De ILT heeft op 15 december 2012 formeel vastgesteld dat er in het gebruiksjaar 2012
in de handhavingspunten 32 en 33 sprake is van een overschrijding van 0.09 dB(A).
De ILT geeft in haar rapportage over het gebruiksjaar 2012 aan dat de overschrijding
van de handhavingspunten 32 en 33 het gevolg is van het nakomen van de afspraken in
het kader van het experiment met het nieuwe stelsel en onder andere wordt veroorzaakt
doordat er meer gestart wordt vanaf de Kaagbaan in zuidwestelijke richting dan op
basis van het vigerende grenswaardenscenario mag worden verwacht. Bij de vigerende
grenswaarden is uitgegaan van vier uur 2+2 baangebruik (2 startbanen en 2 landingsbanen)
per dag. In het kader van de Aldersafspraken wordt de inzet van 2+2 banen echter beperkt.
Overeenkomstig de afspraken aan de Tafel van Alders wordt in het gebruiksjaar 2013
het vliegen volgens de regels voor het strikt geluidsprefentieel baangebruik voortgezet.
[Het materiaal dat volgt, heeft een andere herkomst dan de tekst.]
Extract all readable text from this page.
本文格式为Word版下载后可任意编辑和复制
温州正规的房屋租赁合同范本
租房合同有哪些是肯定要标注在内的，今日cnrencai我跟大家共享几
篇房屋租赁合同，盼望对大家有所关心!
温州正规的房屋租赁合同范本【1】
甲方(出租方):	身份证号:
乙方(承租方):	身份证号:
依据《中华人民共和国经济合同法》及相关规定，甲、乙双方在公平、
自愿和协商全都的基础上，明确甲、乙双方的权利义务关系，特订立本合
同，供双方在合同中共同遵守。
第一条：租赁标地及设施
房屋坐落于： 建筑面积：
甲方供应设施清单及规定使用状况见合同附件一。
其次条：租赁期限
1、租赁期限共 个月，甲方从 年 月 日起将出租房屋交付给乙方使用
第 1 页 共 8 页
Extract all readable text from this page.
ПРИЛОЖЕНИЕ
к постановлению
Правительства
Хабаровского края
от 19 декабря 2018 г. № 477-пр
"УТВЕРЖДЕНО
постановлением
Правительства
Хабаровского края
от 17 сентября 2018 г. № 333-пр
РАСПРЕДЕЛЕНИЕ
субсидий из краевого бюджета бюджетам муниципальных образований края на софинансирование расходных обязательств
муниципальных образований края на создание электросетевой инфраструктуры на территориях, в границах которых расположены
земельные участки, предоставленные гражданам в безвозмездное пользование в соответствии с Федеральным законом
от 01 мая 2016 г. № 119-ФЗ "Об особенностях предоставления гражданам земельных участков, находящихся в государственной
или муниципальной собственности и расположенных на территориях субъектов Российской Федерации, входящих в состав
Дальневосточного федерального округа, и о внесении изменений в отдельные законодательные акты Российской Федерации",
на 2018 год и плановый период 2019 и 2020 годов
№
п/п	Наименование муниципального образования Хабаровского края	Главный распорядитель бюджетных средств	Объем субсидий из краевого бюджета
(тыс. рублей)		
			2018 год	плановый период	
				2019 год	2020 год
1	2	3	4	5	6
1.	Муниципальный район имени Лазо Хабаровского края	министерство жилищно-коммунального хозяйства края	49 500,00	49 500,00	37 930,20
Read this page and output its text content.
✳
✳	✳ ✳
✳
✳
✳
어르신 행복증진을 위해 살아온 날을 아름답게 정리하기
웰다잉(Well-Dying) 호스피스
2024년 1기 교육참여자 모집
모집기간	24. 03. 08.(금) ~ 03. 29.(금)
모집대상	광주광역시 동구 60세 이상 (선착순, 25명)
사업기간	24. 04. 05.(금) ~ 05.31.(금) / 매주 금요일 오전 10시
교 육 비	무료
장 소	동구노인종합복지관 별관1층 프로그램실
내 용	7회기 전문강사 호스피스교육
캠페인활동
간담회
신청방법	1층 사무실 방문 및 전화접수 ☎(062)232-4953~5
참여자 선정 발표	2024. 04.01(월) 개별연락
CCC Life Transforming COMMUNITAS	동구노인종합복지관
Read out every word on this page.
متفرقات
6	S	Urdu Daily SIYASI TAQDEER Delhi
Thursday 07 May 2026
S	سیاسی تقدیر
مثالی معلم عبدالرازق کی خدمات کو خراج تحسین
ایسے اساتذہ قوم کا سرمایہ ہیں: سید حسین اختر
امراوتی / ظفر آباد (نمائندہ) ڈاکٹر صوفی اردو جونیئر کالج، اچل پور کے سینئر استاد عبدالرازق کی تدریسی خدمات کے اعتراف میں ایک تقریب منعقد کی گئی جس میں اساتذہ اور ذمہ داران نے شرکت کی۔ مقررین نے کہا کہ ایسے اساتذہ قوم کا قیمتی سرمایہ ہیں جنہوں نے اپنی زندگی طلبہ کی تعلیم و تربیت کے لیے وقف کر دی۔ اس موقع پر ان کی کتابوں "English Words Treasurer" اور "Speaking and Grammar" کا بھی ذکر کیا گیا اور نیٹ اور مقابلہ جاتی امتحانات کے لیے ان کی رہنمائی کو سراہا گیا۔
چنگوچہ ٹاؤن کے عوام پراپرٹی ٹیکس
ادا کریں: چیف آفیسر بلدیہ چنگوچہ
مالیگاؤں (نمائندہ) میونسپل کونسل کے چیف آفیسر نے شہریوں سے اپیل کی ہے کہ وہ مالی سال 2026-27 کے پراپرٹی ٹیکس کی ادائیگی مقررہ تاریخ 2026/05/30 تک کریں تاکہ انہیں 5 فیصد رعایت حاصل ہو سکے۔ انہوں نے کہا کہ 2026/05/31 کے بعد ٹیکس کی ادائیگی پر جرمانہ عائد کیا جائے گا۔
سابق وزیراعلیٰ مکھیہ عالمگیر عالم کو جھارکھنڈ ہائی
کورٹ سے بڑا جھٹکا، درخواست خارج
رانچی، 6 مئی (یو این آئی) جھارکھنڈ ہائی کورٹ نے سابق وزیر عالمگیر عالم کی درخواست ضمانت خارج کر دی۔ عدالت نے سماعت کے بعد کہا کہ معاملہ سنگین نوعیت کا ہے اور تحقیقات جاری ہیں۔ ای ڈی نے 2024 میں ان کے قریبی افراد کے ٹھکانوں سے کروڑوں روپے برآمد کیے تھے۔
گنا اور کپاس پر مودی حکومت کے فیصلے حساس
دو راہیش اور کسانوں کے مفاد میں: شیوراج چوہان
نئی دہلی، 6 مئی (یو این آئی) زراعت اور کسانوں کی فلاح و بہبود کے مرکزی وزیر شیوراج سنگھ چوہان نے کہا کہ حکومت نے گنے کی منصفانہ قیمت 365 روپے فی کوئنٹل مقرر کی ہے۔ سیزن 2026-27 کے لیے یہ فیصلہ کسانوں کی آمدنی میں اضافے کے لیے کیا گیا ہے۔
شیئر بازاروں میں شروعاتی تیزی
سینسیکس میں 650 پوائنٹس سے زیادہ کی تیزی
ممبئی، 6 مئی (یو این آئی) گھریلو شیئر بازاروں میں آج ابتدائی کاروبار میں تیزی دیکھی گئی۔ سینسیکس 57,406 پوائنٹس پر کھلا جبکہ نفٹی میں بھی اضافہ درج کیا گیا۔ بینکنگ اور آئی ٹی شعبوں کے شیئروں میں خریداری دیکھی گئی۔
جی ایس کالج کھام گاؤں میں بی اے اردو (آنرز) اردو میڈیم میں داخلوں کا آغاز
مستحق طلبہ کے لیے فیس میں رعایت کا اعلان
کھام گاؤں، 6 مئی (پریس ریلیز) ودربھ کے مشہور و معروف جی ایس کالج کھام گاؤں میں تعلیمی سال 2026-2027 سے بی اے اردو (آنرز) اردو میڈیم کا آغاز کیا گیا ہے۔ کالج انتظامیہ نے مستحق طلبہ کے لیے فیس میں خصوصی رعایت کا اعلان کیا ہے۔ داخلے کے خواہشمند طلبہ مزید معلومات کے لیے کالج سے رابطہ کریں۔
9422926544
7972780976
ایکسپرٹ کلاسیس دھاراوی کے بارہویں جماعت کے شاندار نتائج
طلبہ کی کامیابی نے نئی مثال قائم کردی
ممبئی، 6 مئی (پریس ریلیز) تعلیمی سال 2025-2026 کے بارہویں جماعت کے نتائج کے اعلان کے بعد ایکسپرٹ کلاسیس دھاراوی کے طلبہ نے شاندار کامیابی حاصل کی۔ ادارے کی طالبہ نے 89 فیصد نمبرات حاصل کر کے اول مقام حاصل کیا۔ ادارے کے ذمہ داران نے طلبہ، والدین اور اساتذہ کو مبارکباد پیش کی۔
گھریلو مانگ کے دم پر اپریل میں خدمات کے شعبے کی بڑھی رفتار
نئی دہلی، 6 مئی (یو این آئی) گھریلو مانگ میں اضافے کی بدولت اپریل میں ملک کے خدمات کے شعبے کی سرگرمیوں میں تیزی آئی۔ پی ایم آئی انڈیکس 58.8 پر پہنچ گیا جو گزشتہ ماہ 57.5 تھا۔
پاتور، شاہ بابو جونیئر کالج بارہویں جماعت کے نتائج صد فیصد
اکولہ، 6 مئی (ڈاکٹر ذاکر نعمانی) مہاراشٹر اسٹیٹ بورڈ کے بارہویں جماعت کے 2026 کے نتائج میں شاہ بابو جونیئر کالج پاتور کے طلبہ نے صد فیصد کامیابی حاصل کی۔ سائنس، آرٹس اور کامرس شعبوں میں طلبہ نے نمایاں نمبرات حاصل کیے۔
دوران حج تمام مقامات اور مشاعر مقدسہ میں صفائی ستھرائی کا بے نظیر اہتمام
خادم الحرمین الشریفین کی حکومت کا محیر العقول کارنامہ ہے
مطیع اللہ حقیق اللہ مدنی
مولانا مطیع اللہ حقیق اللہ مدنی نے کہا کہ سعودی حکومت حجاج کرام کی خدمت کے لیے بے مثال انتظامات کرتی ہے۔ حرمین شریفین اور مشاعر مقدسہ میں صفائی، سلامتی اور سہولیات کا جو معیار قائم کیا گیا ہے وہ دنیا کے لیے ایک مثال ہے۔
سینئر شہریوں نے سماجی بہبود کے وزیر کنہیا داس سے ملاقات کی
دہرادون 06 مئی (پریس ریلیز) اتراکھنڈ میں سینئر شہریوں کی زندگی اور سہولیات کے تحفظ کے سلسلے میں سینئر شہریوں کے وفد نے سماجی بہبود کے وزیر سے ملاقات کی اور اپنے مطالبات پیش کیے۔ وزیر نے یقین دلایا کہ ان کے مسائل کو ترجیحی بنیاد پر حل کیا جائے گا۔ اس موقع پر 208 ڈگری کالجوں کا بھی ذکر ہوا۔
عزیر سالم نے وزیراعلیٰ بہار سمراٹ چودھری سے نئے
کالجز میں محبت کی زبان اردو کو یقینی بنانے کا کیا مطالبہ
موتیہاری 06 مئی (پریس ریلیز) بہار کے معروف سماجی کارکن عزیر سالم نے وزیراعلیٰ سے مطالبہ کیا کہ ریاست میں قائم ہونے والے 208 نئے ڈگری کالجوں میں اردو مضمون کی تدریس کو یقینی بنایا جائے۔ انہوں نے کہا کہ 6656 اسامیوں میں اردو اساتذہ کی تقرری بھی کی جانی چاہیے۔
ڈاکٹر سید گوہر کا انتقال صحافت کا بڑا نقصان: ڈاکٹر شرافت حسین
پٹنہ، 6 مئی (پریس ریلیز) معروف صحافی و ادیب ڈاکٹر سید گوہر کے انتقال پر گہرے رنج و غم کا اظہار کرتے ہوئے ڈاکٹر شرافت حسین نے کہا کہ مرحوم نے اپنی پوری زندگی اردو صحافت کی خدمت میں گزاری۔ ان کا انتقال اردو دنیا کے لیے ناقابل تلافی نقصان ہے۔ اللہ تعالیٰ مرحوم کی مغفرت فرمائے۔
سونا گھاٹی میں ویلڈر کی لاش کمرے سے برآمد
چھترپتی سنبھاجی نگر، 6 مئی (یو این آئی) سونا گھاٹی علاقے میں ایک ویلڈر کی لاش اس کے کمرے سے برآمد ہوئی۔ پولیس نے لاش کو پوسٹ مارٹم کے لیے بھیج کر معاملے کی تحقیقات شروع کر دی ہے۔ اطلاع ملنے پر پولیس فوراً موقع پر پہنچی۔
Dit houdt in dat ook in de periode van 1 november 2012 tot en met 31 oktober 2013
bij voorkeur de voor de omgeving minst overlastgevende start- en landingsbanen (Polderbaan
en Kaagbaan) worden ingezet.
Over het experiment zal in de loop van het gebruiksjaar 2013 besluitvorming plaatsvinden.
Indien wordt besloten het experiment definitief in te voeren in de Wet luchtvaart
en het LVB, dan zullen de daarvoor geëigende procedures worden doorlopen. Het experiment
zal in dat geval mogelijk ook in gebruiksjaar 2014 doorlopen. Indien nodig zal de
onderhavige regeling worden verlengd.
De onderhavige regeling maakt het mogelijk dat het experiment met het nieuwe- normen
en handhavingstelsel voor de luchthaven Schiphol formeel wordt voortgezet totdat de
wet- en regelgeving zijn aangepast. In de regeling worden vanwege de geconstateerde
overschrijdingen van handhavingspunten 32 en 33 gedurende het experiment met het nieuwe
normen- en handhavingstelsel voor de grenswaarden in handhavingspunten Lden vervangende
grenswaarden vastgesteld voor het gehele gebruiksjaar 2013. Opgemerkt wordt dat weliswaar
in geen enkel handhavingspunt een lagere grenswaarde geldt, maar dat de toename van
de grenswaarden alleen voor punten 32 en 33 groter is dan 0,1 dB(A) Lden. Met de regeling
wordt de kans op overschrijding van de grenswaarden in de handhavingspunten in gebruiksjaar
2013 geminimaliseerd en kan het vliegen volgens de regels van het geluidsprefentieel
baangebruik in het experiment conform afspraak aan de Tafel van Alders worden voortgezet.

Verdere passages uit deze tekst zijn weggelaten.